"L'arte, che esiste per portare armonia, diventa intrattenimento, che esiste per distrarre, e sta diventando totalitarismo, che esiste per censurare e controllare. Il desiderio di esprimersi diventa, in mancanza dell'artista e di fronte al terrificante, il bisogno di reprimere."
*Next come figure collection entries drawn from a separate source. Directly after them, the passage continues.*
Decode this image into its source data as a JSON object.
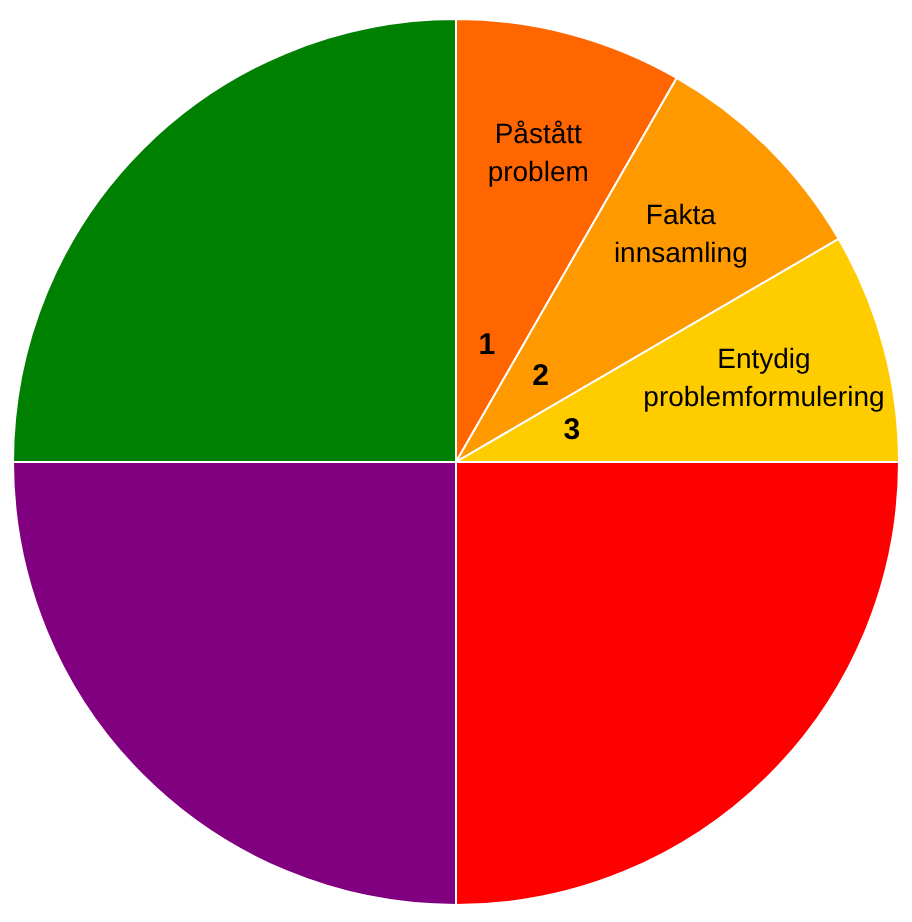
{
  "chart_data": {
    "type": "pie",
    "categories": [
      "Påstått problem",
      "Fakta innsamling",
      "Entydig problemformulering",
      null,
      null,
      null
    ],
    "values": [
      8.3,
      8.3,
      8.4,
      25,
      25,
      25
    ],
    "colors": [
      "#ff6600",
      "#ff9900",
      "#ffcc00",
      "#ff0000",
      "#800080",
      "#008000"
    ],
    "annotations": [
      {
        "text": "1",
        "x": "Påstått problem"
      },
      {
        "text": "2",
        "x": "Fakta innsamling"
      },
      {
        "text": "3",
        "x": "Entydig problemformulering"
      }
    ]
  }
}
David Mamet, I tre usi del coltello
Questa frase del celebre sceneggiatore americano David Mamet mi ha fatto non poco riflettere; non tanto perché essa costituisca una rivelazione, ma perché con poche, chiare parole, fotografa una verità difficile da smentire: l'arte accorpata a concetti come "spettacolo" e "intrattenimento" diventa una realtà depotenziata, privata della sua carica eversiva, e quindi costruttiva. E' un'arte addomesticata quella che stiamo vivendo in Italia (e probabilmente non solo in Italia) oggi. Lo testimonia lo scarso rispetto che un paese come il nostro riserva al suo patrimonio culturale, un bene che anziché essere vissuto nell'ottica del rilancio e delle potenzialità, diventa ultima delle palle al piede, destinatario delle briciole e dell'elemosina di Stato. Le cause di questo mutamento fatale sono tante, troppe, non le so nemmeno io tutte. Provo a dirne una: la televisione privata che ha ucciso quella pubblica distruggendo i contenuti? La mancanza di una sana cultura popolare che offra spunti di riflessione anziché modellarsi sui peggiori istinti del pubblico? Queste sono solo alcune ipotesi. D'altra parte sarebbe meglio togliersi dalla testa che l'arte, e la cultura in senso lato, siano materia di divertimento, se non nel senso etimologico: conquistare il piacere della fruizione artistica è difficile, serve del tempo, e questo diventa un grosso intralcio nel momento in cui l'arte (sia essa musica, pittura, letteratura...) viene ormai comunemente associata alla voce "tempo libero". E quindi libero da riflessione, problematizzazione, capacità di confrontare. In altre parole: libero dall'avere un'opinione.